MOTTO SEKOLAH

Berwawasan Lingkungan dan Kebangsaan Keunggulan Teknologi
Sekolah Unggul Terakreditasi A
Kedisiplinan Ciri Khas SMA Kosgoro Kota Bogor

SISWA BARU SMA KOSGORO MENGIKUTI PSIKOTES

Sebanyak 350 siswa baru kelas X SMA Kosgoro mengikuti Psikotes selama lima jam yang diselenggarakan oleh sekolah pada hari ini, Jum’at 14 Juli 2017.  Bekerjasama dengan Psikolog Bromo Slution, hasil psikotes akan digunakan untuk rekomendasi dalam pemilihan jurusan IPA/IPS di SMA Kosgoro.

 

 

Wakil kepala sekolah bidang kurikulum Reni Herawati  mengatakan bahwa konsekuensi dari penerapan kurikulum 2013 maka sejak kelas X minggu pertama awal tahun siswa sudah memilih jurusan IPA atau IPS.  Dari jumlah siswa  baru 346, akan dibagi menjadi  enam kelas program IPA dan empat kelas program IPS.  Dasar dari penetapan peminatan   peserta didik di SMA Kosgoro berdasarkan kurikulum 2013 diantaranya,  memiliki nilai rata-rata mata pelajaran matematika dan ilmu pengetahuan alam semester 1,2,3,4,5,6 dan UN lebih dari 7, rekomendasi  dari orang tua dan guru BK serta  data deteksi potensi melalui psikotes.

 

Kepala SMA Kosgoro Tri Atmojo menjelaskan bahwa psikotes merupakan serangkaian tes yang dilakukan  Psikolog (professional) atas permintaan sekolah  untuk memberikan gambaran untuh tentang aspek-aspek psikologi seseorang sesuai dengan kebutuhan sekolah.  Melalui tes psikologi peserta didik akan memahami kompetensinya dan gaya belajar serta dapat mengaktualisasikan dirinya berdasarkan hasil tes.  Hasil psikotes meliputi, pertama; intelegensi meliputi  kecerdasan, daya tangkap, kemampuan verbal, kemampuan numerical dan kreatifitas.
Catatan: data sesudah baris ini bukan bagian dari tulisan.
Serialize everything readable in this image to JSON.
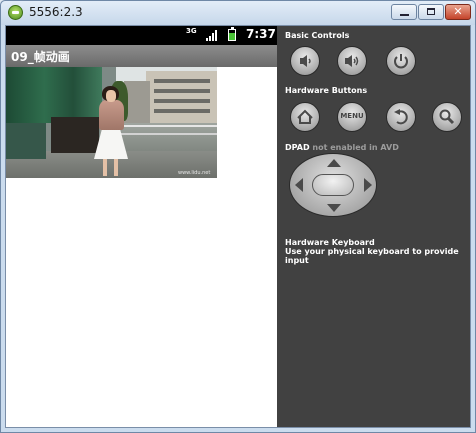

Dengan dilaksankan tes ini, sekolah akan lebih mudah mengelompokkan siswa berdasarkan minat, bakat dan kecerdasan. Kedua; sikap belajar, meliputi ketelitian, ketekunan, motivasi berprestasi, inisiatif. Ketiga; Kepribadian, meliputi stabilitas emosi, kerjasama, kemandirian, kepercayaan diri dan penyesuaian diri.

 

Tri Atmojo menambahkan,  dari hasil  psikotes guru bimbingan konseling (BK) akan bekerjasama dengan kepala sekolah, wakil kepala sekolah, guru mata pelajaran, wali kelas dan orang tua dalam menentukan jurusan.  Guru BK melalui pelayanan BK membantu peserta didik  dalam memilih dan menentukan arah peminatan mata pelajaran, lintas mata pelajaran dan pendalaman mata pelajaran berdasarkan kekuatan dan kemungkinan keberhasilannya.

 

“Psikotes bukan ujian, maka tidak perlu belajar. Yang diperlukan adalah kesiapan mental. Karena pelaksanaan psikotes ini memakan waktu cukup lama dan menguras energi maka disarankan kepada para siswa untuk istirahat  yang cukup dan makan pagi,” demikian himbauannya Tri Atmojo.